Center of M12

The Very Large Telescope (VLT) captures the central region of globular cluster M12 (also known as NGC 6218). VLT observations show that the cluster is extremely deficient in low-mass stars. The image covers an area of sky 3.5 arcminutes on each side, which translates to a physical size of 23 light-years at M12's estimated 23,000-light-year distance. Click on the image to view a larger version.

Courtesy European Southern Observatory.

Pity the globular cluster M12 in the constellation Ophiuchus. Like many of the small dwarf galaxies that surround our Milky Way, it has been pillaged and plundered by its much larger neighbor — losing nearly 1 million stars.

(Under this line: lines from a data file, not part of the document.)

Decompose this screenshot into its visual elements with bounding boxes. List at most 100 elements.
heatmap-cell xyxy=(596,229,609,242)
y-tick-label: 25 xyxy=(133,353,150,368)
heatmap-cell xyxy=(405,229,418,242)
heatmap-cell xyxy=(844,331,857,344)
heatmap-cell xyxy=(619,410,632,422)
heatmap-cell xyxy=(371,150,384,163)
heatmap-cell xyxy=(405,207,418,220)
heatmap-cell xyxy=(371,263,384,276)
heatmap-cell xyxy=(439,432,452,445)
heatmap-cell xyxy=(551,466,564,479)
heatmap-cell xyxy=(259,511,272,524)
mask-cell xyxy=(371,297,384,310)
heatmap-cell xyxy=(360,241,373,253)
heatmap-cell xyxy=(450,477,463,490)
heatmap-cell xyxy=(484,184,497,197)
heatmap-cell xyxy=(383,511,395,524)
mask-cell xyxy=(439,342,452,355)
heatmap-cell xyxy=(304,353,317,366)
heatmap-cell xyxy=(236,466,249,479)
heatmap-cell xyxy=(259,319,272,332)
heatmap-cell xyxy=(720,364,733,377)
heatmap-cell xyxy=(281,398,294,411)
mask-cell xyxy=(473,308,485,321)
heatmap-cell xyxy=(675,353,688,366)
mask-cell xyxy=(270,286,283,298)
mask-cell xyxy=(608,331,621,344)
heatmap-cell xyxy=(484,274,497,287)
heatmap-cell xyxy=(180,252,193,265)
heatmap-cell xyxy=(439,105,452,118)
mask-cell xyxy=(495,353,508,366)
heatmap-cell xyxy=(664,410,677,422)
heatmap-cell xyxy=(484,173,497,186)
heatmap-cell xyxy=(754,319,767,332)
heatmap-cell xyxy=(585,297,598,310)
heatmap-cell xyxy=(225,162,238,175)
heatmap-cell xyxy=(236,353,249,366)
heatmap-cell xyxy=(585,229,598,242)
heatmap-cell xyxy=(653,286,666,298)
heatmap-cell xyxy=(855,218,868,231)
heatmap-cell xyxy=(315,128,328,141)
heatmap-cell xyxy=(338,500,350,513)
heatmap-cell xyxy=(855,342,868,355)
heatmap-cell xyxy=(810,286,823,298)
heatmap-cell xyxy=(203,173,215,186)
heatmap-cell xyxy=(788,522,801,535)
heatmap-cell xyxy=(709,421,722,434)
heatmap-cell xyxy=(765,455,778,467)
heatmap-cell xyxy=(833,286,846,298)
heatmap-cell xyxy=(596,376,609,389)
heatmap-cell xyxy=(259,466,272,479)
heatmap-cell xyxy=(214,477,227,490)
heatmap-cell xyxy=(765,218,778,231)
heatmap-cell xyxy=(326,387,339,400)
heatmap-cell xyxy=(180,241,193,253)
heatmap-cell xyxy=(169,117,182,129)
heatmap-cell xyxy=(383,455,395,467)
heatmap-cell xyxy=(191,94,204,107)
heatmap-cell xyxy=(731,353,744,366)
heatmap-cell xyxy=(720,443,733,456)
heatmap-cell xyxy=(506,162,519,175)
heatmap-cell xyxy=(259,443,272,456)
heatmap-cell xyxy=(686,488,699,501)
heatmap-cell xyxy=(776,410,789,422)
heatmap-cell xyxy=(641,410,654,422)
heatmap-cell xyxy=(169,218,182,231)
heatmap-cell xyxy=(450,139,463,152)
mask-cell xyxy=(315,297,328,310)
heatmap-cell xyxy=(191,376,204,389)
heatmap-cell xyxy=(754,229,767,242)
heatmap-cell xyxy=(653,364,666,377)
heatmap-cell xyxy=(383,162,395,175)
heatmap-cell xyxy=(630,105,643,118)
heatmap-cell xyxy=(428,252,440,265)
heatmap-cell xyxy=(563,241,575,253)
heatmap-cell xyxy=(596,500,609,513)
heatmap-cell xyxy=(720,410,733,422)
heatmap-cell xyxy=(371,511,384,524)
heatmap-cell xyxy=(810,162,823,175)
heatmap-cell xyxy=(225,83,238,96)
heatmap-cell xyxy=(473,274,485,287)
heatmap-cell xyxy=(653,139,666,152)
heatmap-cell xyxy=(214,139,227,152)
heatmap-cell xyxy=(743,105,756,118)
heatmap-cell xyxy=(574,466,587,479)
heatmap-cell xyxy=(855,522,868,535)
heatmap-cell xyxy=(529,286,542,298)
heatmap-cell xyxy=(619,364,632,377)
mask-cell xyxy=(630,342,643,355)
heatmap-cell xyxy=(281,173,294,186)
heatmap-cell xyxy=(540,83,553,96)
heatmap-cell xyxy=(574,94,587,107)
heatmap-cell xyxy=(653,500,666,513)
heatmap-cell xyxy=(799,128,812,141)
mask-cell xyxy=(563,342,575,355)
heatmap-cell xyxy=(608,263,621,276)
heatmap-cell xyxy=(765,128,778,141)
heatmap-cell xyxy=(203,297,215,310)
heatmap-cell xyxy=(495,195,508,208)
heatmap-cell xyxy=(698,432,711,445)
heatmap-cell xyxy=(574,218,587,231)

That's the message coming from astronomers at the European Southern Observatory's Very Large Telescope (VLT) in Chile. Using Antu, one of the VLT's four 8.2-meter reflectors, Guido De Marchi (European Space Agency) and two colleagues measured the brightnesses and colors of more than 16,000 of M12's 200,000 stars, down to magnitude 25. "It is, however, clear that M12 is surprising devoid of low-mass stars," says De Marchi. "For each solar-like star, we would expect roughly four times as many stars with half that mass. Our VLT observations only show an equal number of stars of different masses."

Since low-mass stars dominate the populations of almost all galaxies and star clusters, something must have stripped M12 of its least-massive stars. And that "something" is the neighborhood bully: the Milky Way.

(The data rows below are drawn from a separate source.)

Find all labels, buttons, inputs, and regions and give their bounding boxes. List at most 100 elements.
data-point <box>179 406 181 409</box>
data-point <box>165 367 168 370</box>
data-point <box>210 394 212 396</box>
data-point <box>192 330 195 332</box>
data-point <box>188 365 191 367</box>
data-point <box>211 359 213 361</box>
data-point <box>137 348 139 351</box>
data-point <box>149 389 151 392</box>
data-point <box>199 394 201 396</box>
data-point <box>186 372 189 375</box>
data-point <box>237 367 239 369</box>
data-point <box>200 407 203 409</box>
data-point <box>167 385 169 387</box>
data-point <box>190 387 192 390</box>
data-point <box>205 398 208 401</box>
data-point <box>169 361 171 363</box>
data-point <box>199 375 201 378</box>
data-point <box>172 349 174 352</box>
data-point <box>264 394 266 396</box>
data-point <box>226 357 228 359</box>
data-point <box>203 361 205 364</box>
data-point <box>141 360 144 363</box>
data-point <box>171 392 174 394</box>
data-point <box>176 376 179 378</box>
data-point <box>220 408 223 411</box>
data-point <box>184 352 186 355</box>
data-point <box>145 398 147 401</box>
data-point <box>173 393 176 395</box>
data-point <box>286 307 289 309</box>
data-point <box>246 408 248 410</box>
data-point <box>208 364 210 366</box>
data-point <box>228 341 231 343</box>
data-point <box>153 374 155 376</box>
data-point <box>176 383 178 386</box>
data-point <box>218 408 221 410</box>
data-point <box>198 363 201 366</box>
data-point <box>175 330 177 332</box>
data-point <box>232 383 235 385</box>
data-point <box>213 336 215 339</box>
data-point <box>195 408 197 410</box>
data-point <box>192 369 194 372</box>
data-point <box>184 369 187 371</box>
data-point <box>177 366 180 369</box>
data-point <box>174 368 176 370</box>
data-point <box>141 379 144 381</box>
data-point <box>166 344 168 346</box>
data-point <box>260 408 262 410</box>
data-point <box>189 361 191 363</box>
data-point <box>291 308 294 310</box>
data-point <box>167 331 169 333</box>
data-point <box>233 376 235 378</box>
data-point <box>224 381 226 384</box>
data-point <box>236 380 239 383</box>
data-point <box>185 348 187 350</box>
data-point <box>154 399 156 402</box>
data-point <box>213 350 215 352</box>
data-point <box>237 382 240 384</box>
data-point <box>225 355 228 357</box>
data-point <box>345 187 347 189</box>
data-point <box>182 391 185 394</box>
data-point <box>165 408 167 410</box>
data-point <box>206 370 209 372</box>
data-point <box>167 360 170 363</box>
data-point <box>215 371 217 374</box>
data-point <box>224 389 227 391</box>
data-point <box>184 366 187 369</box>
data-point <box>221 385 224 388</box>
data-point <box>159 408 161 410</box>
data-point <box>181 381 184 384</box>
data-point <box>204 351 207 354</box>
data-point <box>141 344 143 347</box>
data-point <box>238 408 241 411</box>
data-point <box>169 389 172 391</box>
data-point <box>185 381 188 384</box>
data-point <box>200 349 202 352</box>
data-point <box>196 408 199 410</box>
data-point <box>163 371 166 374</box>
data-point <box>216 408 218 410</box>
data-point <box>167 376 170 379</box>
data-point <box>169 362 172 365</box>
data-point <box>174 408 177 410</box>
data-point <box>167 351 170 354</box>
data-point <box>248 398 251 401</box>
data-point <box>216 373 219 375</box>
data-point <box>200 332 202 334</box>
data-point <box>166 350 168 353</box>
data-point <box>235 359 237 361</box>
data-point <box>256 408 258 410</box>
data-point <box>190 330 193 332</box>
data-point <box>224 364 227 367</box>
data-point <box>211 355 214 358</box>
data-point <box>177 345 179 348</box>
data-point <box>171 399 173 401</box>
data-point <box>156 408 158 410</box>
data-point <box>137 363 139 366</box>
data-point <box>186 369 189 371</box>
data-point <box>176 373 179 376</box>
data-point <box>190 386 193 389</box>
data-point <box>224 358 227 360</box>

M12 orbits the Milky Way in a highly extended oval that periodically swings it through the galactic plane near the core. When the cluster ventures into this densely populated region, the lowest-mass stars are literally stolen by the gravitational pull of the galaxy's stars, gas clouds, and dark matter. The tremendous gravity of this huge quantity of mass slingshots the stars into orbits that extend high above and below the plane, into the galaxy's halo.

"We estimate that M12 has lost four times as many stars as it still has," says team member Francesco Paresce (National Astrophysics Institute, Italy). "That is, roughly 1 million stars must have been ejected into the halo of our Milky Way."

The group predicts that M12 has another 4.5 billion years of life before the stripping process reduces it to nothingness. The cluster itself probably formed about 13 billion years ago, when our home galaxy first began assembling itself.